EL PASO – I have always had a fear of that word, for myself or to interview others. My major is multimedia journalism, so I knew that I would have to learn to love interviews, one-way or another.
I guess the reason you could say that I picked that major is because I have always been fascinated with sports and I would love to be involved with the company ESPN. My best friend Sean Sida always told me when I was growing up, “do something that takes you out of your comfort zone.” He always pushed me to go to new places or talk to new girls, although I was terrified.
So this past fall semester when I was taking the Digital Video and Audio production course at The University of Texas at El Paso with professor Lourdes Cueva Chacón, I had to get out of my comfort zone almost every week.
All of the class assignments needed quotes. Therefore I needed to conduct interviews. I was nervous and extremely afraid of approaching people and asking them questions. I didn’t care if it was for a grade or simply just for pleasure.
I can vividly remember the first interview like it was yesterday. It was during Christmas, the professor issued a group project that consisted of a print story, multiple pictures and yes, of course, multiple interviews.
My group included Cristina Esquivel and Luis Barrio, fellow multi-media majors who also lacked interview experience. Our subject was the holiday festivities that take place in downtown El Paso.
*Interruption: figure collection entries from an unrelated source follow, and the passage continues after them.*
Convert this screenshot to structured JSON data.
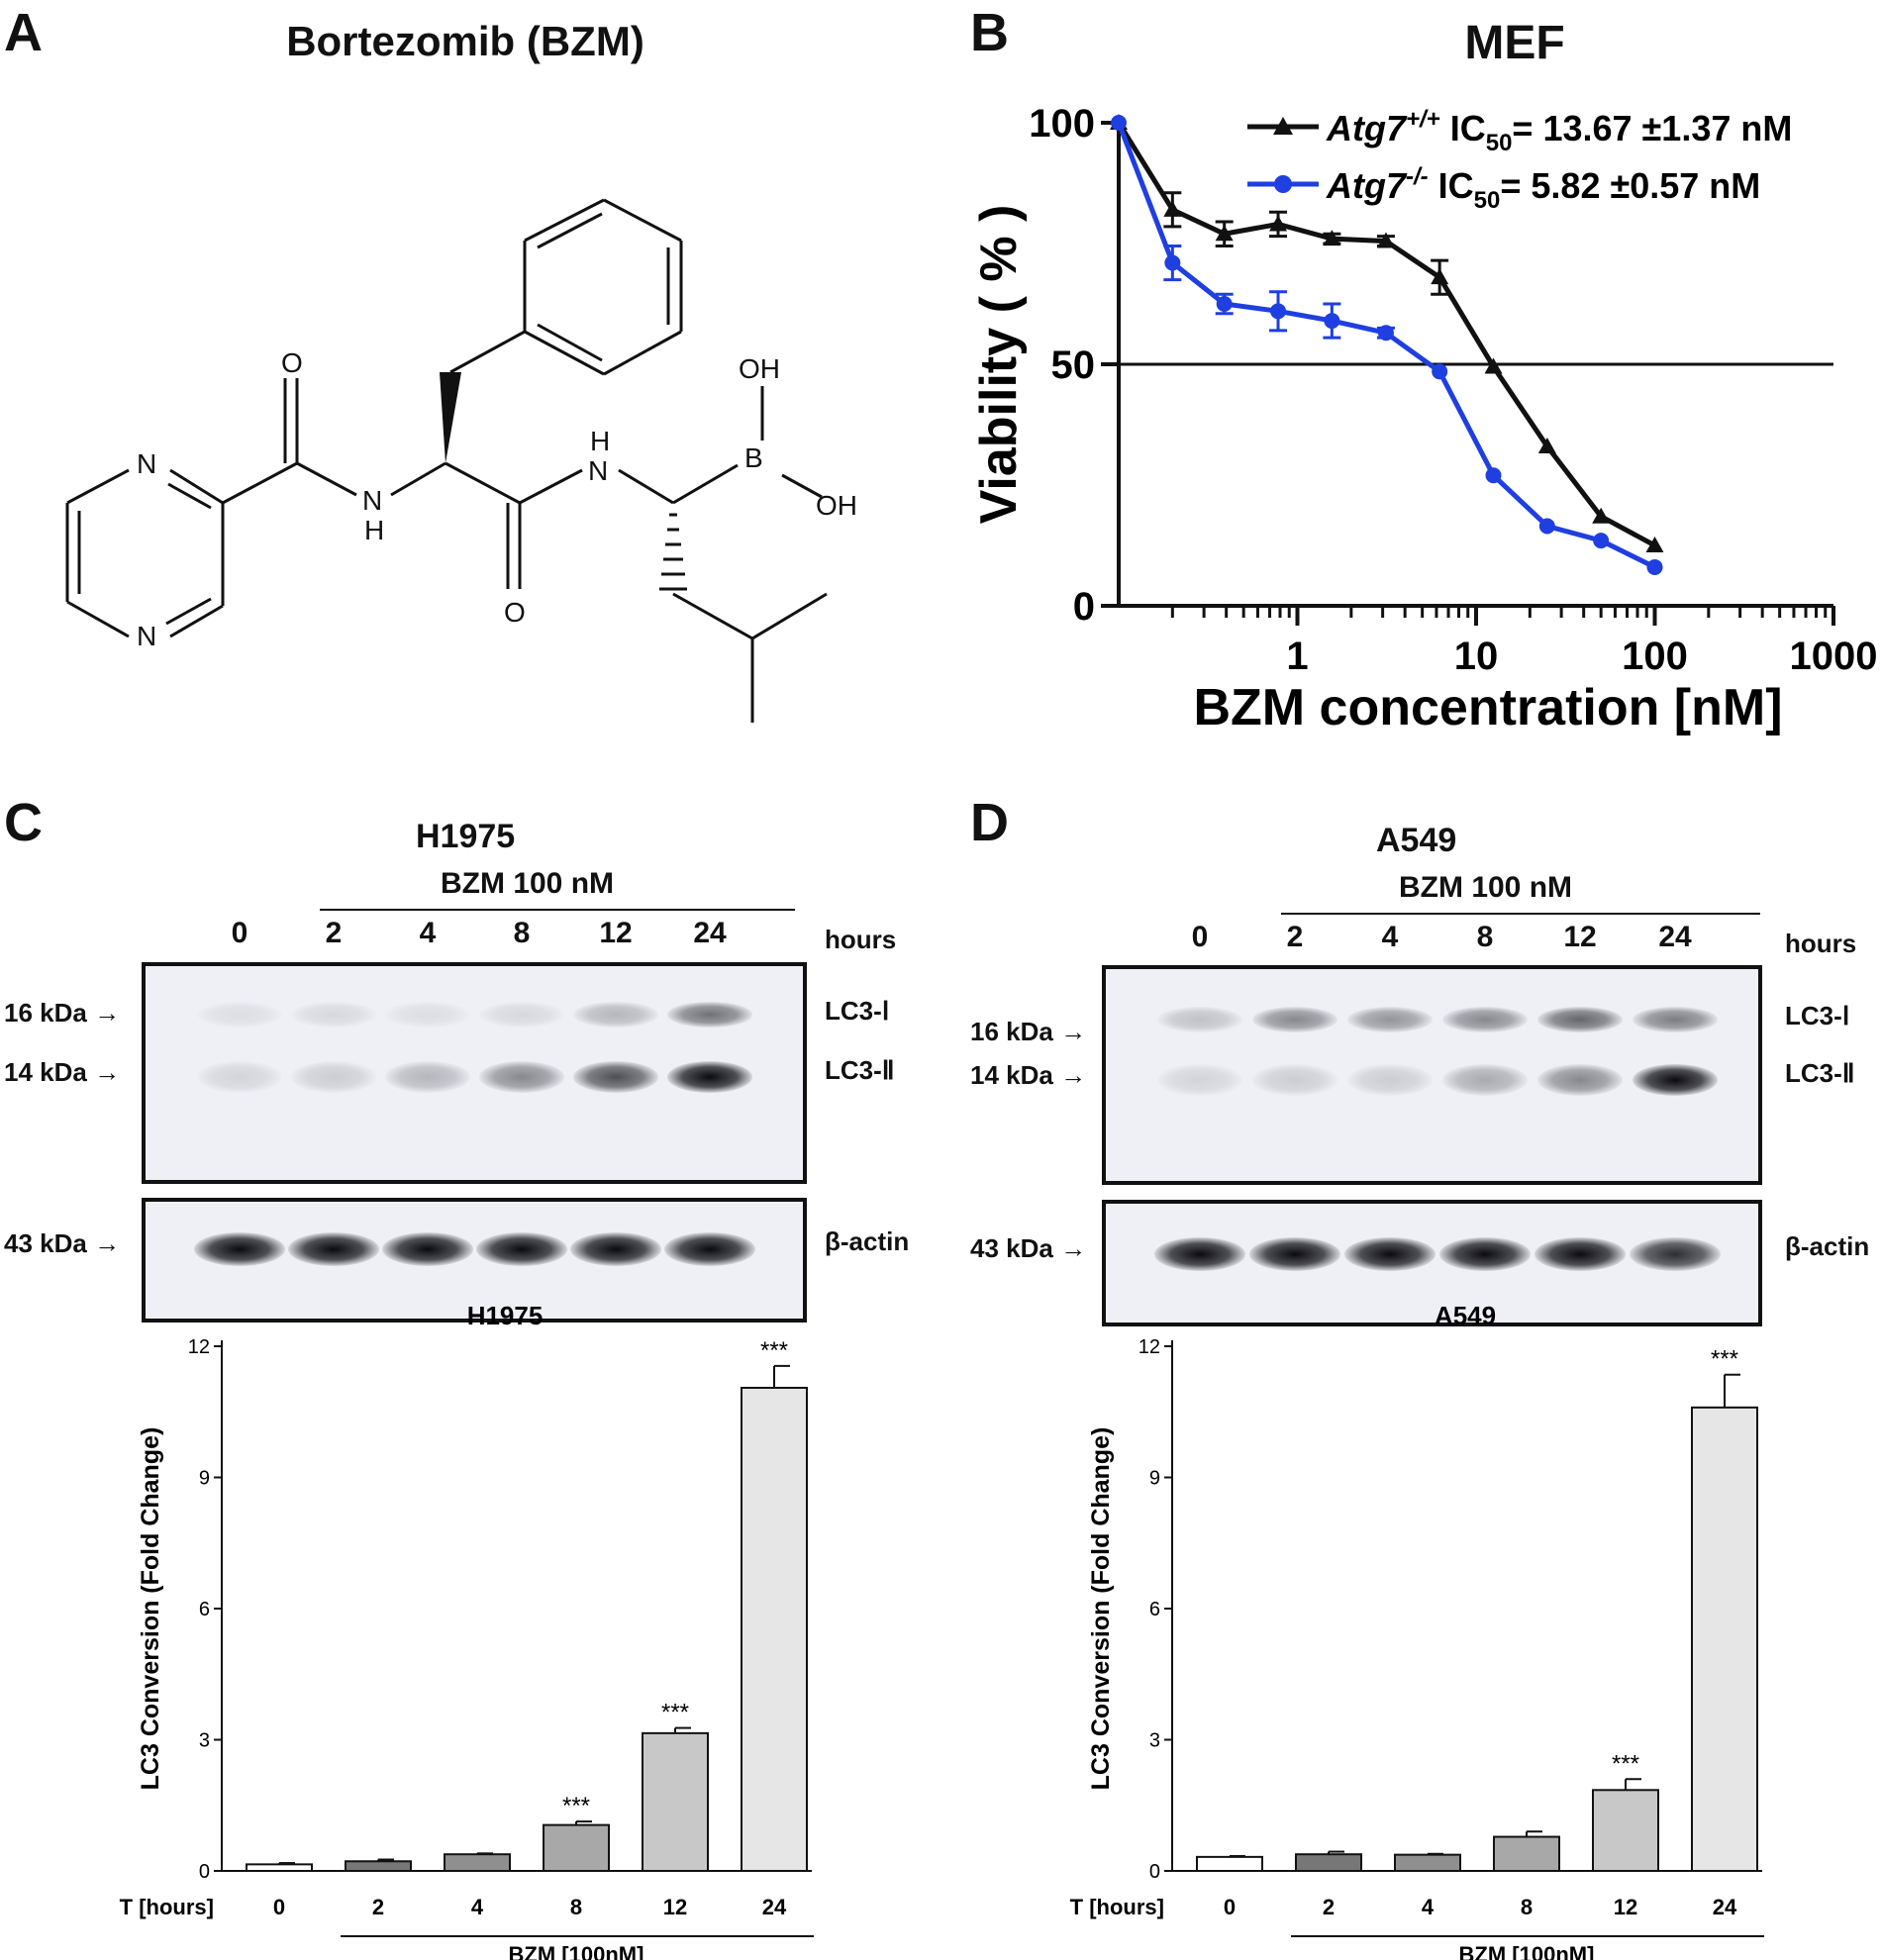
{
  "panels": {
    "A": {
      "letter": "A",
      "title": "Bortezomib (BZM)",
      "atoms": {
        "N1": "N",
        "N2": "N",
        "O1": "O",
        "O2": "O",
        "NH1_N": "N",
        "NH1_H": "H",
        "NH2_N": "N",
        "NH2_H": "H",
        "B": "B",
        "OH1": "OH",
        "OH2": "OH"
      }
    },
    "B": {
      "letter": "B",
      "title": "MEF"
    },
    "C": {
      "letter": "C",
      "cell_line": "H1975",
      "treatment": "BZM 100 nM",
      "lanes": [
        "0",
        "2",
        "4",
        "8",
        "12",
        "24"
      ],
      "lanes_unit": "hours",
      "markers": [
        "16 kDa",
        "14 kDa",
        "43 kDa"
      ],
      "bands": [
        "LC3-Ⅰ",
        "LC3-Ⅱ",
        "β-actin"
      ],
      "lc3_i_intensity": [
        0.08,
        0.1,
        0.08,
        0.1,
        0.25,
        0.55
      ],
      "lc3_ii_intensity": [
        0.12,
        0.15,
        0.25,
        0.45,
        0.7,
        1.0
      ],
      "actin_intensity": [
        1,
        1,
        1,
        1,
        1,
        1
      ]
    },
    "D": {
      "letter": "D",
      "cell_line": "A549",
      "treatment": "BZM 100 nM",
      "lanes": [
        "0",
        "2",
        "4",
        "8",
        "12",
        "24"
      ],
      "lanes_unit": "hours",
      "markers": [
        "16 kDa",
        "14 kDa",
        "43 kDa"
      ],
      "bands": [
        "LC3-Ⅰ",
        "LC3-Ⅱ",
        "β-actin"
      ],
      "lc3_i_intensity": [
        0.2,
        0.45,
        0.4,
        0.45,
        0.6,
        0.5
      ],
      "lc3_ii_intensity": [
        0.12,
        0.15,
        0.15,
        0.3,
        0.45,
        1.0
      ],
      "actin_intensity": [
        1,
        1,
        1,
        1,
        1,
        0.85
      ]
    }
  },
  "chart_data": [
    {
      "type": "line",
      "title": "MEF",
      "xlabel": "BZM concentration [nM]",
      "ylabel": "Viability ( % )",
      "x_scale": "log",
      "xlim": [
        0.1,
        1000
      ],
      "ylim": [
        0,
        100
      ],
      "x_ticks": [
        "1",
        "10",
        "100",
        "1000"
      ],
      "y_ticks": [
        "0",
        "50",
        "100"
      ],
      "reference_line_y": 50,
      "legend_position": "top-right",
      "series": [
        {
          "name": "Atg7",
          "superscript": "+/+",
          "ic50_label": "IC",
          "ic50_sub": "50",
          "ic50_value": "= 13.67 ±1.37 nM",
          "color": "#111111",
          "marker": "triangle",
          "x": [
            0.1,
            0.2,
            0.39,
            0.78,
            1.56,
            3.13,
            6.25,
            12.5,
            25,
            50,
            100
          ],
          "y": [
            100,
            82,
            77,
            79,
            76,
            75.5,
            68,
            49.5,
            33,
            18.5,
            12.5
          ],
          "err": [
            0,
            3.5,
            2.5,
            2.5,
            1,
            1,
            3.5,
            0,
            0,
            0,
            0
          ]
        },
        {
          "name": "Atg7",
          "superscript": "-/-",
          "ic50_label": "IC",
          "ic50_sub": "50",
          "ic50_value": "= 5.82 ±0.57   nM",
          "color": "#1f3fe0",
          "marker": "circle",
          "x": [
            0.1,
            0.2,
            0.39,
            0.78,
            1.56,
            3.13,
            6.25,
            12.5,
            25,
            50,
            100
          ],
          "y": [
            100,
            71,
            62.5,
            61,
            59,
            56.5,
            48.5,
            27,
            16.5,
            13.5,
            8
          ],
          "err": [
            0,
            3.5,
            2,
            4,
            3.5,
            1,
            0,
            0,
            0,
            0,
            0
          ]
        }
      ]
    },
    {
      "type": "bar",
      "title": "H1975",
      "xlabel": "T [hours]",
      "ylabel": "LC3 Conversion (Fold Change)",
      "ylim": [
        0,
        12
      ],
      "y_ticks": [
        "0",
        "3",
        "6",
        "9",
        "12"
      ],
      "categories": [
        "0",
        "2",
        "4",
        "8",
        "12",
        "24"
      ],
      "values": [
        0.15,
        0.22,
        0.38,
        1.05,
        3.15,
        11.05
      ],
      "errors": [
        0.03,
        0.04,
        0.02,
        0.08,
        0.12,
        0.5
      ],
      "significance": [
        "",
        "",
        "",
        "***",
        "***",
        "***"
      ],
      "fills": [
        "#ffffff",
        "#777777",
        "#8f8f8f",
        "#a8a8a8",
        "#c8c8c8",
        "#e6e6e6"
      ],
      "group_label": "BZM    [100nM]"
    },
    {
      "type": "bar",
      "title": "A549",
      "xlabel": "T [hours]",
      "ylabel": "LC3 Conversion (Fold Change)",
      "ylim": [
        0,
        12
      ],
      "y_ticks": [
        "0",
        "3",
        "6",
        "9",
        "12"
      ],
      "categories": [
        "0",
        "2",
        "4",
        "8",
        "12",
        "24"
      ],
      "values": [
        0.32,
        0.38,
        0.37,
        0.78,
        1.85,
        10.6
      ],
      "errors": [
        0.02,
        0.06,
        0.02,
        0.12,
        0.25,
        0.75
      ],
      "significance": [
        "",
        "",
        "",
        "",
        "***",
        "***"
      ],
      "fills": [
        "#ffffff",
        "#777777",
        "#8f8f8f",
        "#a8a8a8",
        "#c8c8c8",
        "#e6e6e6"
      ],
      "group_label": "BZM    [100nM]"
    }
  ]
}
As I drove toward the annual Christmas Tree Lighting, the thought of having to approach random people began to make me nauseous. I tried focusing on the fact that I would count with the support of my partners, Cristina and Luis, but I knew they were also anxious about interviews.
This was it. No more procrastinating or hiding. It was finally time to face my fear.
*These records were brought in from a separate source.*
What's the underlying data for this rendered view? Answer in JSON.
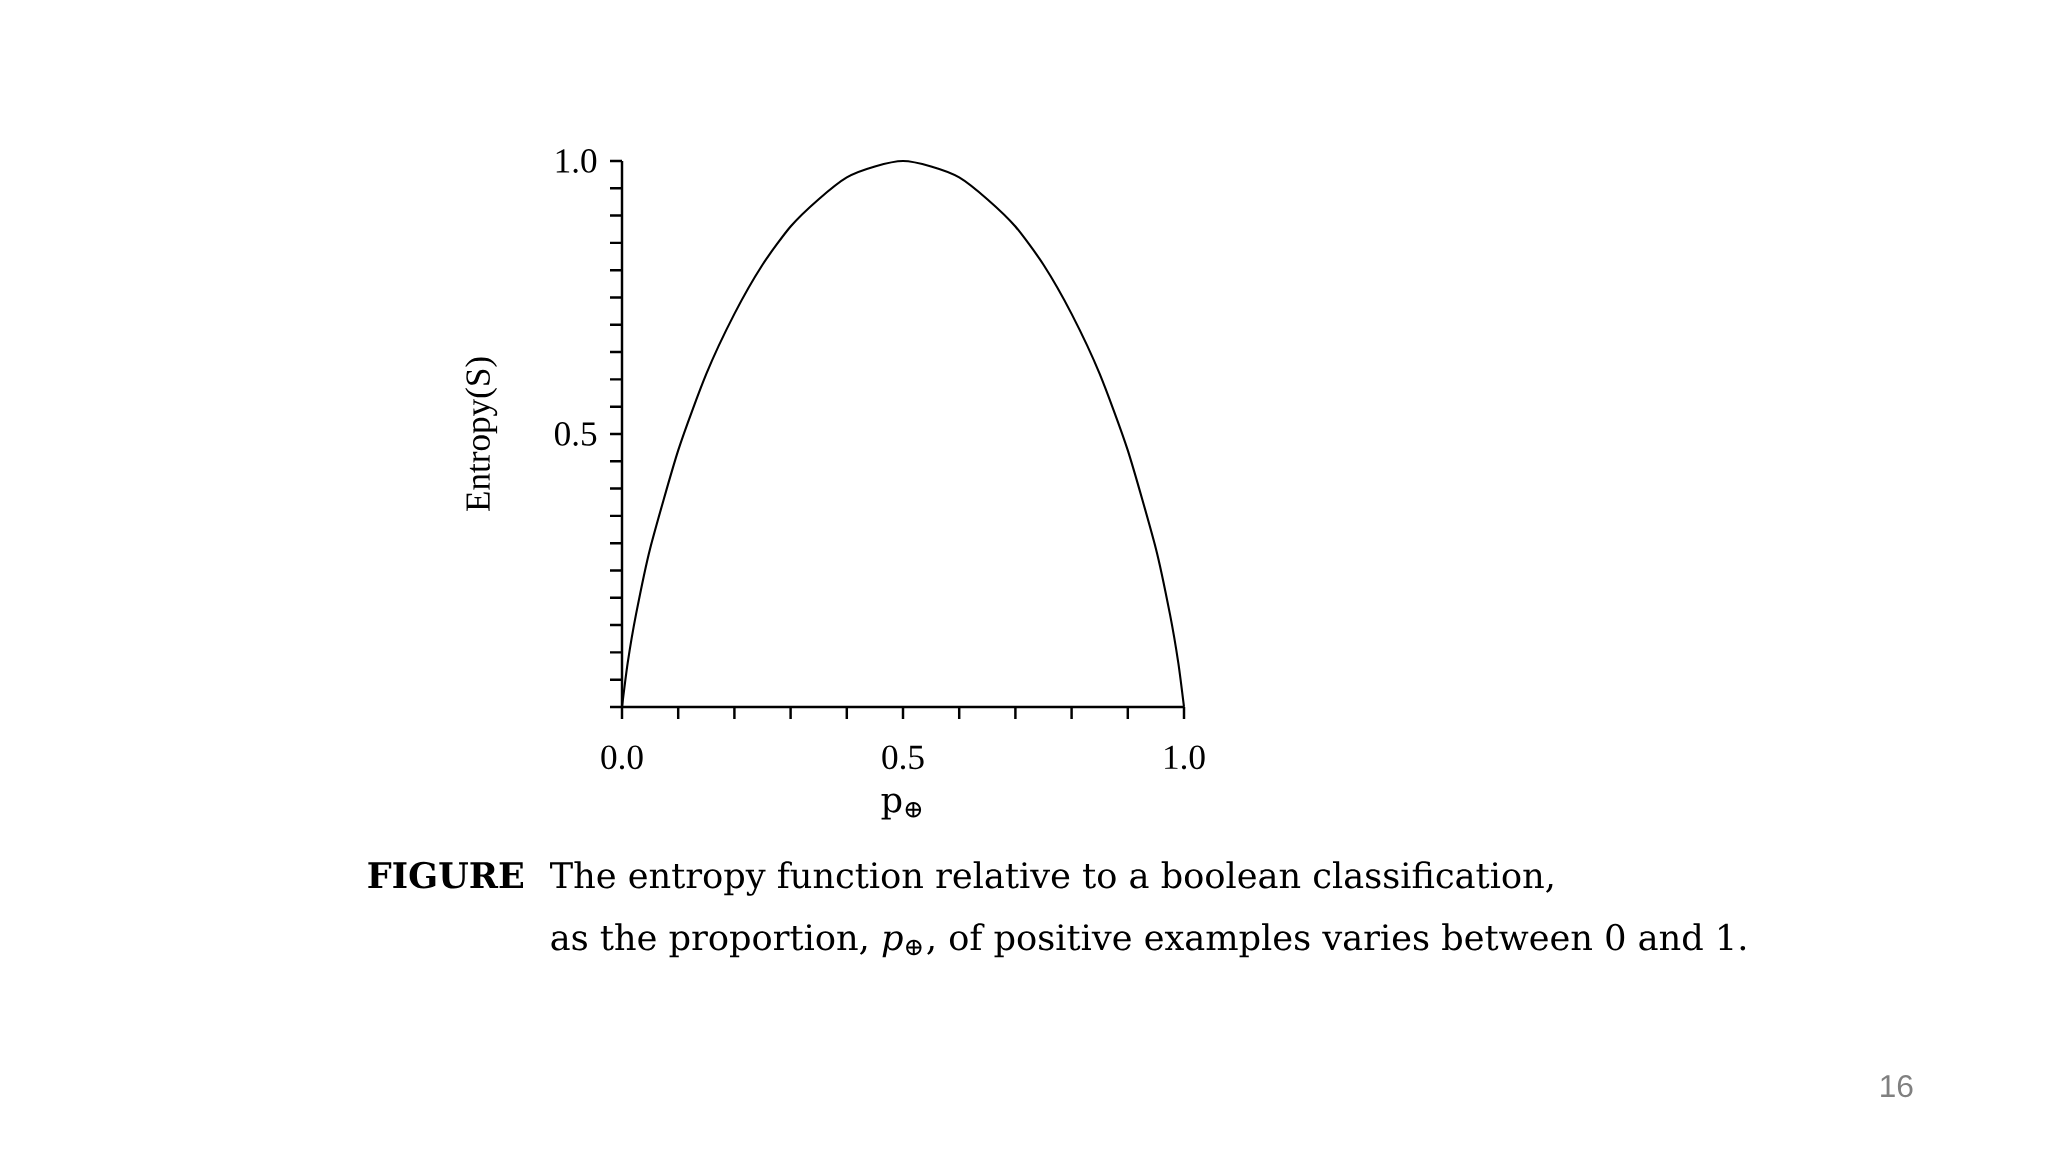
{
  "chart_data": {
    "type": "line",
    "xlabel": "p$_{⊕}$",
    "ylabel": "Entropy(S)",
    "x": [
      0,
      0.01,
      0.025,
      0.05,
      0.1,
      0.15,
      0.2,
      0.25,
      0.3,
      0.35,
      0.4,
      0.45,
      0.5,
      0.55,
      0.6,
      0.65,
      0.7,
      0.75,
      0.8,
      0.85,
      0.9,
      0.95,
      0.975,
      0.99,
      1
    ],
    "values": [
      0,
      0.08,
      0.17,
      0.29,
      0.47,
      0.61,
      0.72,
      0.81,
      0.88,
      0.93,
      0.97,
      0.99,
      1.0,
      0.99,
      0.97,
      0.93,
      0.88,
      0.81,
      0.72,
      0.61,
      0.47,
      0.29,
      0.17,
      0.08,
      0
    ],
    "color": "#000000",
    "marker": "none",
    "line_style": "solid",
    "xlim": [
      0,
      1
    ],
    "ylim": [
      0,
      1
    ],
    "xticks": [
      {
        "value": 0,
        "label": "0.0"
      },
      {
        "value": 0.1,
        "label": null
      },
      {
        "value": 0.2,
        "label": null
      },
      {
        "value": 0.3,
        "label": null
      },
      {
        "value": 0.4,
        "label": null
      },
      {
        "value": 0.5,
        "label": "0.5"
      },
      {
        "value": 0.6,
        "label": null
      },
      {
        "value": 0.7,
        "label": null
      },
      {
        "value": 0.8,
        "label": null
      },
      {
        "value": 0.9,
        "label": null
      },
      {
        "value": 1,
        "label": "1.0"
      }
    ],
    "yticks": [
      {
        "value": 0,
        "label": null
      },
      {
        "value": 0.05,
        "label": null
      },
      {
        "value": 0.1,
        "label": null
      },
      {
        "value": 0.15,
        "label": null
      },
      {
        "value": 0.2,
        "label": null
      },
      {
        "value": 0.25,
        "label": null
      },
      {
        "value": 0.3,
        "label": null
      },
      {
        "value": 0.35,
        "label": null
      },
      {
        "value": 0.4,
        "label": null
      },
      {
        "value": 0.45,
        "label": null
      },
      {
        "value": 0.5,
        "label": "0.5"
      },
      {
        "value": 0.55,
        "label": null
      },
      {
        "value": 0.6,
        "label": null
      },
      {
        "value": 0.65,
        "label": null
      },
      {
        "value": 0.7,
        "label": null
      },
      {
        "value": 0.75,
        "label": null
      },
      {
        "value": 0.8,
        "label": null
      },
      {
        "value": 0.85,
        "label": null
      },
      {
        "value": 0.9,
        "label": null
      },
      {
        "value": 0.95,
        "label": null
      },
      {
        "value": 1,
        "label": "1.0"
      }
    ],
    "annotations": [
      "**FIGURE**",
      "The entropy function relative to a boolean classification,",
      "as the proportion, *p*$_{⊕}$, of positive examples varies between 0 and 1.",
      "16"
    ]
  }
}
My first interview was with an electrical technician working at El Paso Electric. I introduced myself and didn’t get further than that. I just froze! There was complete silence for a good minute or two. Cristina and Luis were recording video and audio of my interview. I turned around and gave them a hopeless look of panic and they quickly jumped to my rescue.
All of sudden my first solo interview turned into a group interview. I was embarrassed. I felt unprepared and unprofessional, and this man could probably tell this was my first attempt at an interview.
Once we were done, we walked away and sat down to review our notes. It only took one look at each other for all of us to start laughing uncontrollably at how I froze like a deer in the headlights.
After this first failed attempt, I began gaining more confidence in myself and was able to interview a couple of people here and there. I now use that first interview experience to help me with all my other interviews. I think of it and start laughing at myself, which makes me feel comfortable.
Now I feel that interviewing is almost second nature to me, very easy and actually fun. I get to meet new people who let me into their personal lives for five or 10 minutes before we go our separate ways. Interviewing is not the “Big Bad Monster” that I thought it was.